Owing the US government money and failing to make an effort to pay can result in the harsh terms of a federal tax lien. Wages are often one of the main focuses of this action. When placing a lien against a person's earnings, the IRS will contact the employer and require him to garnish a specific portion. If the full debt exceeds the amount that can be obtained during a single pay period, the maximum, which is usually a substantial percentage, is generally taken from each paycheck until the debt is satisfied.
It is in a similar manner that funds are seized from bank accounts. The IRS can find a person's assets and require the holder to freeze them, making the portion that the IRS wants to take unavailable. When the IRS seizes property, it is generally sold and the proceeds are credited toward the debt.
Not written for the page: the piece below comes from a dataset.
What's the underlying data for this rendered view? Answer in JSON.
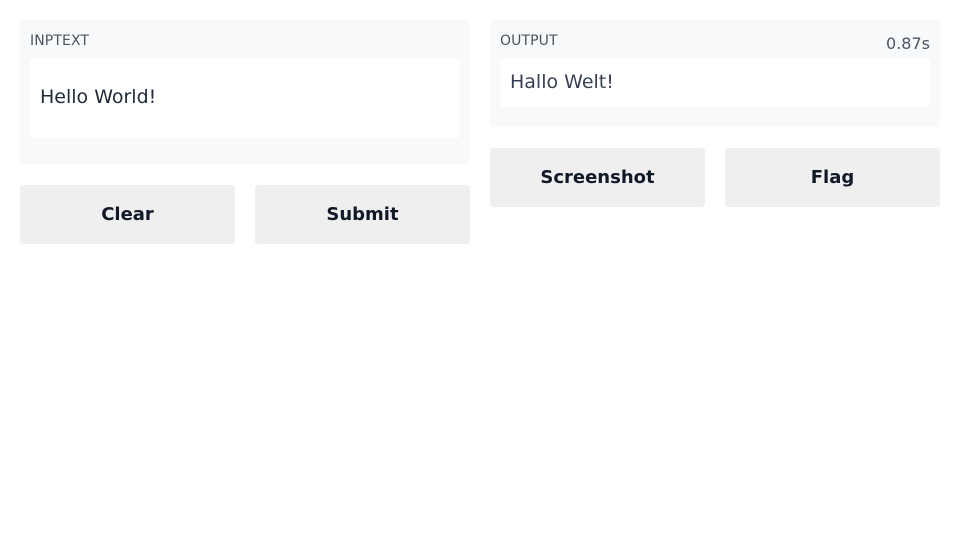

Before the IRS places a federal tax lien on a person's property, a certain course of action is required. This begins with the assessment of debt. Although the IRS may be aware that a person has not paid taxes, the bureau is not allowed to attach a lien unless it has calculated an exact figure. Once this information is determined, the debtor needs to be informed.
A Notice and Demand for payment should be sent to the debtor informing her of how much she owes and the date by which it must be paid. If a person ignores this demand and allows the allotted time to lapse, the result is generally a federal tax lien. It should be noted, however, that although the required steps in this process may seem short, the IRS generally affords a debtor ample opportunities to settle her debt on more tolerable terms. Furthermore, before a federal tax lien goes into effect, each debtor is given the opportunity to appeal.
This action is generally only allowed once a person's debt and the fees related to the federal tax lien have been paid. This does not mean that there are no further consequences. The IRS warns that a federal tax lien can have more adverse effects on person's life than the seizure of assets. It can affect her access to credit and it can affect her ability to obtain housing.